On entre alors dans ce que certains appellent le traumatisme organisationnel (Barbier, 2006 ; Desmazières, 2022) : lorsque l’institution, censée garantir la sécurité, devient elle-même la source de l’effraction. Ce traumatisme n’est pas seulement psychique : il est symbolique, politique, collectif. Il atteint le noyau même de la mission, du cadre, de la possibilité de continuer à faire équipe.
Dans ces cas, la supervision ne peut pas rester à l’échelle de la régulation. Il faut reconstruire un socle commun, un espace où la parole puisse exister sans danger, sans honte, sans surmoi organisationnel.
J’y mobilise une posture très tenue : écoute sans intrusion, rappel du cadre, reconnaissance des effets collectifs du trauma. Le but n’est pas de “réparer” l’équipe, mais de rendre pensable ce qui semblait indicible, pour que chacun puisse retrouver sa place — ou parfois en décider autrement.
Une posture clinique, pas une fonction réparatrice
Dans les trois formes décrites — clinique individuelle, dynamique collective, crise institutionnelle — la supervision associative ne peut être confondue avec une fonction d’ajustement ou de pacification. Elle est une pratique du tiers. Un travail de reprise, de mise en tension, de relance symbolique. Elle ne vise pas l’harmonie, mais l’élucidation des conflits, des résistances, des fantasmes d’idéalisation ou d’abandon.
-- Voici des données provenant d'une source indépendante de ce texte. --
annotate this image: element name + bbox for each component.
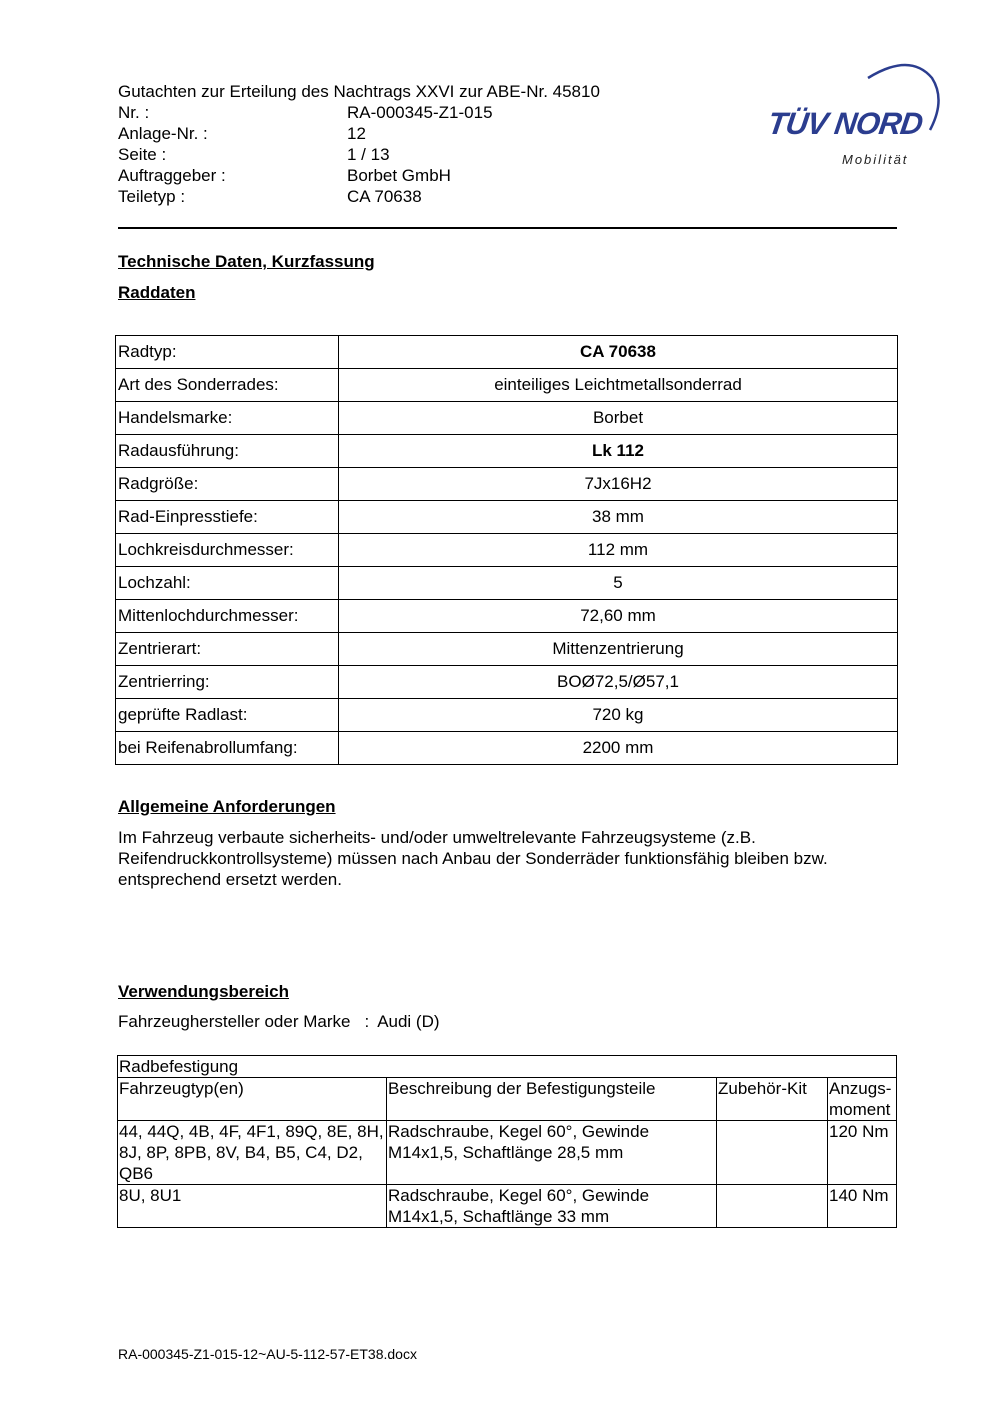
allgemeine-text: Im Fahrzeug verbaute sicherheits- und/oder umweltrelevante Fahrzeugsysteme (z.B. Reifendruckkontrollsysteme) müssen nach Anbau der Sonderräder funktionsfähig bleiben bzw. entsprechend ersetzt werden. xyxy=(118,828,828,889)
row-value: 38 mm xyxy=(339,501,898,534)
fahrzeugtyp-cell: 44, 44Q, 4B, 4F, 4F1, 89Q, 8E, 8H, 8J, 8P, 8PB, 8V, B4, B5, C4, D2, QB6 xyxy=(118,1121,387,1185)
table-row xyxy=(116,468,898,501)
beschreibung-cell: Radschraube, Kegel 60°, Gewinde M14x1,5, Schaftlänge 28,5 mm xyxy=(387,1121,717,1185)
header-label: Nr. : xyxy=(118,103,150,122)
header-value: 12 xyxy=(347,124,366,143)
row-key: Radtyp: xyxy=(116,336,339,369)
row-value: einteiliges Leichtmetallsonderrad xyxy=(339,369,898,402)
hersteller-line xyxy=(118,1012,440,1032)
column-header: Beschreibung der Befestigungsteile xyxy=(387,1078,717,1121)
row-key: Lochzahl: xyxy=(116,567,339,600)
row-value: 112 mm xyxy=(339,534,898,567)
table-header-row xyxy=(118,1078,897,1121)
row-key: bei Reifenabrollumfang: xyxy=(116,732,339,765)
table-title: Radbefestigung xyxy=(118,1056,897,1078)
header-label: Teiletyp : xyxy=(118,187,186,206)
row-key: Lochkreisdurchmesser: xyxy=(116,534,339,567)
footer-filename: RA-000345-Z1-015-12~AU-5-112-57-ET38.docx xyxy=(118,1346,417,1362)
radbefestigung-table xyxy=(117,1055,897,1228)
table-row xyxy=(116,435,898,468)
header-label: Seite : xyxy=(118,145,167,164)
zubehoer-kit-cell xyxy=(717,1185,828,1228)
zubehoer-kit-cell xyxy=(717,1121,828,1185)
row-key: geprüfte Radlast: xyxy=(116,699,339,732)
beschreibung-cell: Radschraube, Kegel 60°, Gewinde M14x1,5, Schaftlänge 33 mm xyxy=(387,1185,717,1228)
header-value: Borbet GmbH xyxy=(347,166,451,185)
row-key: Zentrierart: xyxy=(116,633,339,666)
raddaten-table xyxy=(115,335,898,765)
fahrzeugtyp-cell: 8U, 8U1 xyxy=(118,1185,387,1228)
header-label: Anlage-Nr. : xyxy=(118,124,208,143)
logo-brand-text: TÜV NORD xyxy=(765,106,925,141)
tuev-nord-logo xyxy=(760,56,945,176)
anzugsmoment-cell: 140 Nm xyxy=(828,1185,897,1228)
logo-subtitle: Mobilität xyxy=(842,152,909,167)
header-value: CA 70638 xyxy=(347,187,422,206)
hersteller-separator: : xyxy=(364,1012,370,1031)
row-value: Mittenzentrierung xyxy=(339,633,898,666)
anzugsmoment-cell: 120 Nm xyxy=(828,1121,897,1185)
table-row xyxy=(116,567,898,600)
row-key: Art des Sonderrades: xyxy=(116,369,339,402)
heading-raddaten: Raddaten xyxy=(118,283,196,302)
row-value: 720 kg xyxy=(339,699,898,732)
table-row xyxy=(116,699,898,732)
row-value: BOØ72,5/Ø57,1 xyxy=(339,666,898,699)
column-header: Anzugs- moment xyxy=(828,1078,897,1121)
header-value: 1 / 13 xyxy=(347,145,390,164)
row-key: Handelsmarke: xyxy=(116,402,339,435)
table-row xyxy=(118,1121,897,1185)
heading-allgemeine-anforderungen: Allgemeine Anforderungen xyxy=(118,797,336,816)
table-row xyxy=(116,633,898,666)
row-key: Mittenlochdurchmesser: xyxy=(116,600,339,633)
heading-technische-daten: Technische Daten, Kurzfassung xyxy=(118,252,375,271)
row-key: Radgröße: xyxy=(116,468,339,501)
table-row xyxy=(116,369,898,402)
row-value: 2200 mm xyxy=(339,732,898,765)
row-value: CA 70638 xyxy=(339,336,898,369)
document-title: Gutachten zur Erteilung des Nachtrags XXVI zur ABE-Nr. 45810 xyxy=(118,82,600,101)
heading-verwendungsbereich: Verwendungsbereich xyxy=(118,982,289,1001)
hersteller-value: Audi (D) xyxy=(377,1012,440,1031)
table-title-row xyxy=(118,1056,897,1078)
row-value: 7Jx16H2 xyxy=(339,468,898,501)
hersteller-label: Fahrzeughersteller oder Marke xyxy=(118,1012,351,1031)
row-key: Rad-Einpresstiefe: xyxy=(116,501,339,534)
header-value: RA-000345-Z1-015 xyxy=(347,103,493,122)
table-row xyxy=(116,732,898,765)
table-row xyxy=(116,501,898,534)
table-row xyxy=(116,666,898,699)
table-row xyxy=(116,402,898,435)
table-row xyxy=(116,336,898,369)
row-key: Radausführung: xyxy=(116,435,339,468)
row-key: Zentrierring: xyxy=(116,666,339,699)
row-value: Lk 112 xyxy=(339,435,898,468)
row-value: 5 xyxy=(339,567,898,600)
row-value: 72,60 mm xyxy=(339,600,898,633)
header-label: Auftraggeber : xyxy=(118,166,226,185)
column-header: Zubehör-Kit xyxy=(717,1078,828,1121)
table-row xyxy=(118,1185,897,1228)
table-row xyxy=(116,534,898,567)
header-divider xyxy=(118,227,897,229)
column-header: Fahrzeugtyp(en) xyxy=(118,1078,387,1121)
row-value: Borbet xyxy=(339,402,898,435)
table-row xyxy=(116,600,898,633)
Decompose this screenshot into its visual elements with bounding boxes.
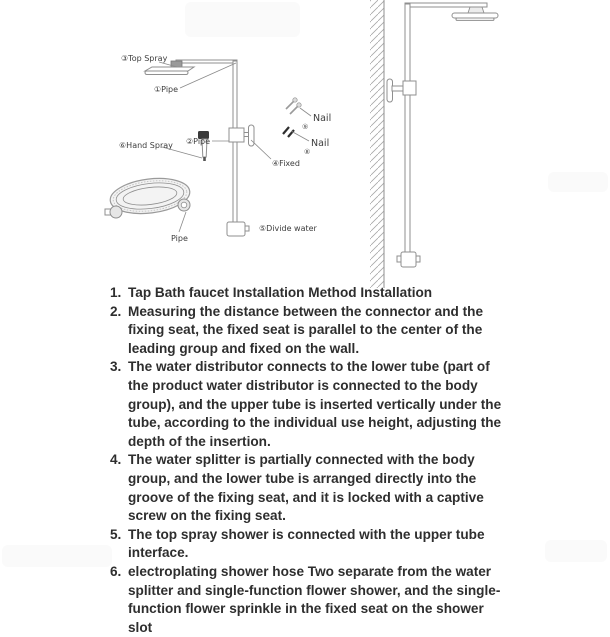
instruction-text: Measuring the distance between the connector and the fixing seat, the fixed seat is parallel to the center of the leading group and fixed on the wall. [128,303,484,356]
divide-water-nub [245,226,249,231]
hose-connector-right-hole [181,202,187,208]
watermark-blob [2,545,112,567]
instruction-item-4 [110,451,510,525]
label-hose-pipe: Pipe [171,234,188,243]
label-pipe-upper: ①Pipe [154,85,179,94]
instruction-item-5 [110,526,510,563]
assembled-top-arm [405,3,487,7]
divide-water-block [227,222,245,236]
instruction-number: 5. [110,526,122,542]
fixing-seat-flange [249,125,255,146]
assembled-nub-right [416,256,420,262]
assembled-divide-water [401,252,416,267]
assembled-riser-pipe [405,4,410,254]
exploded-parts-diagram [105,54,331,243]
label-nail-anchors-num: ⑧ [304,148,311,156]
label-pipe-lower: ②Pipe [186,137,211,146]
instruction-text: The water distributor connects to the lower tube (part of the product water distributor is connected to the body group), and the upper tube is inserted vertically under the tube, according to the individual use height, adjusting the depth of the insertion. [128,359,502,449]
label-nail-anchors: Nail [311,138,330,149]
watermark-blob [185,2,300,37]
instruction-number: 1. [110,285,122,300]
instruction-number: 2. [110,303,122,319]
label-top-spray: ③Top Spray [121,54,168,63]
pointer-nail-anchors [291,131,309,141]
hose-connector-left [110,206,122,218]
assembled-head-connector [468,7,484,13]
assembled-slider-block [403,81,416,95]
assembled-shower-head-face [456,18,494,20]
top-arm-pipe [176,60,237,63]
pointer-fixed [251,140,271,159]
label-nail-screws: Nail [313,113,332,124]
top-spray-face [145,71,188,75]
shower-installation-diagram [0,0,610,290]
wall-hatching [370,0,384,288]
screws-group [286,98,301,114]
instruction-number: 4. [110,452,122,468]
instruction-item-6 [110,563,510,637]
instruction-item-1 [110,284,510,303]
label-hand-spray: ⑥Hand Spray [119,141,173,150]
slider-block [229,128,244,142]
label-nail-screws-num: ⑨ [302,123,309,131]
watermark-blob [548,172,608,192]
hand-spray-tip [203,157,206,161]
label-fixed: ④Fixed [272,159,300,168]
pointer-hose-pipe [179,212,186,232]
instruction-item-3 [110,358,510,451]
instruction-text: Tap Bath faucet Installation Method Installation [128,285,433,300]
watermark-blob [545,540,607,562]
assembled-shower-head [452,13,498,18]
assembled-nub-left [397,256,401,262]
instruction-number: 6. [110,563,122,579]
instruction-text: The top spray shower is connected with the upper tube interface. [128,526,485,561]
instruction-number: 3. [110,359,122,375]
instruction-text: electroplating shower hose Two separate from the water splitter and single-function flower shower, and the single-function flower sprinkle in the fixed seat on the shower slot [128,563,501,635]
pointer-nail-screws [300,108,311,116]
instruction-text: The water splitter is partially connected with the body group, and the lower tube is arranged directly into the groove of the fixing seat, and it is locked with a captive screw on the fixing seat. [128,452,484,524]
label-divide-water: ⑤Divide water [259,224,317,233]
assembled-wall-diagram [370,0,498,288]
instruction-item-2 [110,303,510,359]
top-spray-head [145,67,194,71]
instruction-list [110,284,510,637]
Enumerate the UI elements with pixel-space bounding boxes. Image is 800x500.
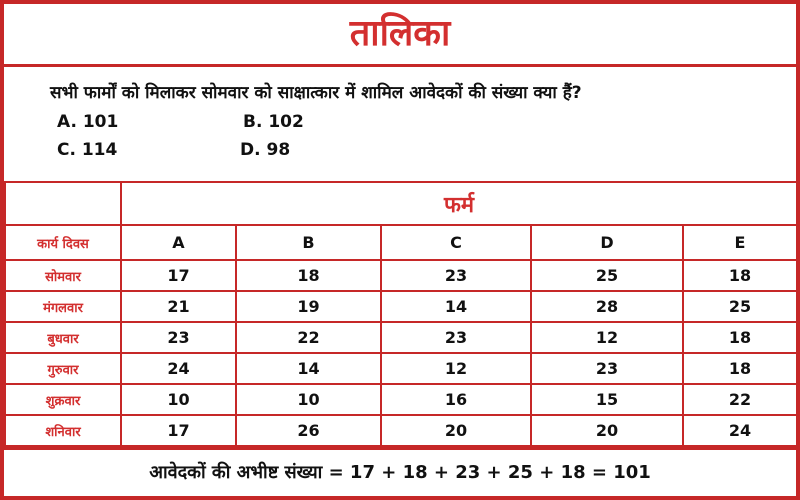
row-header-label: कार्य दिवस (5, 225, 121, 260)
option-a: A. 101 (57, 112, 119, 132)
table-cell: 10 (236, 384, 381, 415)
table-cell: 20 (381, 415, 531, 446)
page-title: तालिका (349, 13, 451, 54)
column-header-c: C (381, 225, 531, 260)
table-header-row (5, 225, 797, 260)
day-label: गुरुवार (5, 353, 121, 384)
firm-group-header: फर्म (121, 182, 797, 225)
table-cell: 14 (236, 353, 381, 384)
table-cell: 14 (381, 291, 531, 322)
table-cell: 21 (121, 291, 236, 322)
question-text: सभी फार्मों को मिलाकर सोमवार को साक्षात्कार में शामिल आवेदकों की संख्या क्या हैं? (50, 83, 582, 103)
day-label: सोमवार (5, 260, 121, 291)
table-cell: 12 (381, 353, 531, 384)
column-header-b: B (236, 225, 381, 260)
day-label: शुक्रवार (5, 384, 121, 415)
table-cell: 10 (121, 384, 236, 415)
table-cell: 15 (531, 384, 683, 415)
table-cell: 18 (683, 260, 797, 291)
table-row (5, 260, 797, 291)
table-cell: 26 (236, 415, 381, 446)
table-group-header-row (5, 182, 797, 225)
column-header-e: E (683, 225, 797, 260)
table-cell: 22 (683, 384, 797, 415)
table-row (5, 291, 797, 322)
table-cell: 18 (683, 322, 797, 353)
table-cell: 28 (531, 291, 683, 322)
table-cell: 24 (683, 415, 797, 446)
table-cell: 24 (121, 353, 236, 384)
table-cell: 25 (683, 291, 797, 322)
column-header-d: D (531, 225, 683, 260)
table-cell: 12 (531, 322, 683, 353)
table-cell: 23 (381, 322, 531, 353)
table-cell: 16 (381, 384, 531, 415)
table-cell: 17 (121, 260, 236, 291)
table-cell: 23 (531, 353, 683, 384)
table-cell: 18 (683, 353, 797, 384)
table-row (5, 415, 797, 446)
table-row (5, 384, 797, 415)
table-corner-cell (5, 182, 121, 225)
option-b: B. 102 (243, 112, 304, 132)
table-row (5, 353, 797, 384)
answer-explanation: आवेदकों की अभीष्ट संख्या = 17 + 18 + 23 + 25 + 18 = 101 (149, 462, 651, 483)
option-c: C. 114 (57, 140, 118, 160)
data-table (4, 181, 798, 447)
table-cell: 22 (236, 322, 381, 353)
table-cell: 23 (381, 260, 531, 291)
day-label: मंगलवार (5, 291, 121, 322)
day-label: शनिवार (5, 415, 121, 446)
day-label: बुधवार (5, 322, 121, 353)
table-cell: 17 (121, 415, 236, 446)
option-d: D. 98 (240, 140, 291, 160)
title-divider (0, 64, 800, 67)
table-cell: 23 (121, 322, 236, 353)
column-header-a: A (121, 225, 236, 260)
table-cell: 19 (236, 291, 381, 322)
table-cell: 18 (236, 260, 381, 291)
table-row (5, 322, 797, 353)
table-cell: 20 (531, 415, 683, 446)
table-cell: 25 (531, 260, 683, 291)
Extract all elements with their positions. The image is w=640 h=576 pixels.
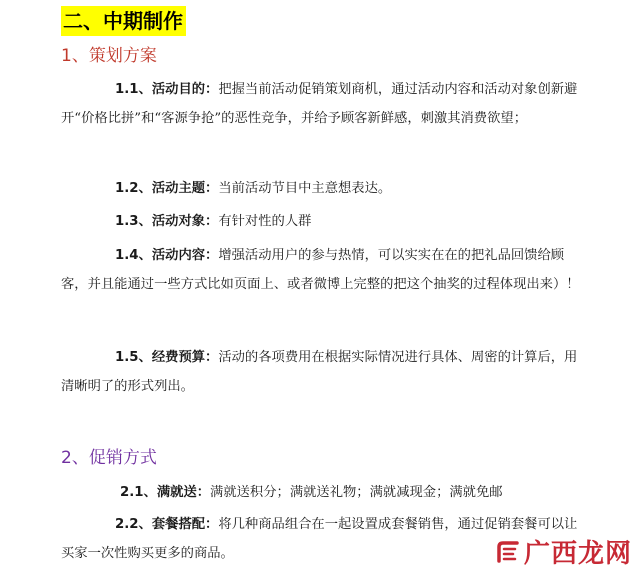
subsection-title-plan: 1、策划方案	[61, 46, 157, 66]
paragraph-label: 1.1、活动目的：	[115, 82, 219, 97]
paragraph-label: 1.4、活动内容：	[115, 248, 219, 263]
watermark-text: 广西龙网	[523, 539, 632, 569]
section-heading: 二、中期制作	[61, 6, 186, 36]
paragraph-text: 有针对性的人群	[218, 214, 312, 229]
paragraph-activity-audience	[61, 207, 581, 236]
paragraph-text: 满就送积分；满就送礼物；满就减现金；满就免邮	[210, 485, 503, 500]
paragraph-label: 2.1、满就送：	[120, 485, 211, 500]
paragraph-text: 活动的各项费用在根据实际情况进行具体、周密的计算后，用清晰明了的形式列出。	[61, 350, 578, 394]
paragraph-text: 将几种商品组合在一起设置成套餐销售，通过促销套餐可以让买家一次性购买更多的商品。	[61, 517, 578, 561]
watermark-logo-icon	[495, 539, 521, 565]
paragraph-label: 1.3、活动对象：	[115, 214, 219, 229]
paragraph-text: 当前活动节目中主意想表达。	[218, 181, 392, 196]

Ma posture n’est ni neutre, ni omnisciente. Elle est clinique. Cela veut dire : impliquée, mais décentrée. Capable d’accueillir le sujet dans ce qu’il vit, sans l’absorber. Capable de parler de l’institution sans s’y fondre. Capable de soutenir le Réel, sans le recouvrir trop vite de solutions managériales.
Cette supervision n’est pas confortable. Elle ne cherche pas à rassurer. Mais elle permet souvent, en bout de course, que quelque chose se réorganise symboliquement — dans la place, dans la parole, dans la capacité d’agir.

Conclusion : Superviser pour que la parole ne soit pas broyée
Superviser en milieu associatif, c’est refuser que les professionnels s’effondrent dans le silence ou la suradaptation. C’est créer des lieux où l’on peut dire : ce que je vis est trop, je ne sais plus quoi faire, je me sens seul, j’ai honte, je suis en colère. Ce n’est pas du déballage émotionnel. C’est du travail symbolique. Et dans les institutions les plus fragiles, c’est parfois le dernier rempart contre la déshumanisation.
C’est parce que le Réel déborde, parce que l’idéal s’effondre, parce que la Loi vacille, que la supervision peut devenir un lieu essentiel — pas pour réparer, mais pour reprendre langue avec ce qui semblait perdu.
Bibliographie
Anzieu, D. (1975). Le groupe et l’inconscient. Dunod.
Barbier, J.-M. (2006). Le traumatisme organisationnel. Érès.
Desmazières, A. (2022). Les traumatismes collectifs en institution. Champ Social.
Kaës, R. (2009). Le lien d’alliance en psychanalyse. Dunod.
Kaës, R. (2012). Les alliances inconscientes. Dunod.
Stroobandt, T. (2024). Clinique de l’emprise en milieu professionnel : du silence au symptôme collectif.
Winnicott, D. W. (1971). Jeu et réalité. Gallimard.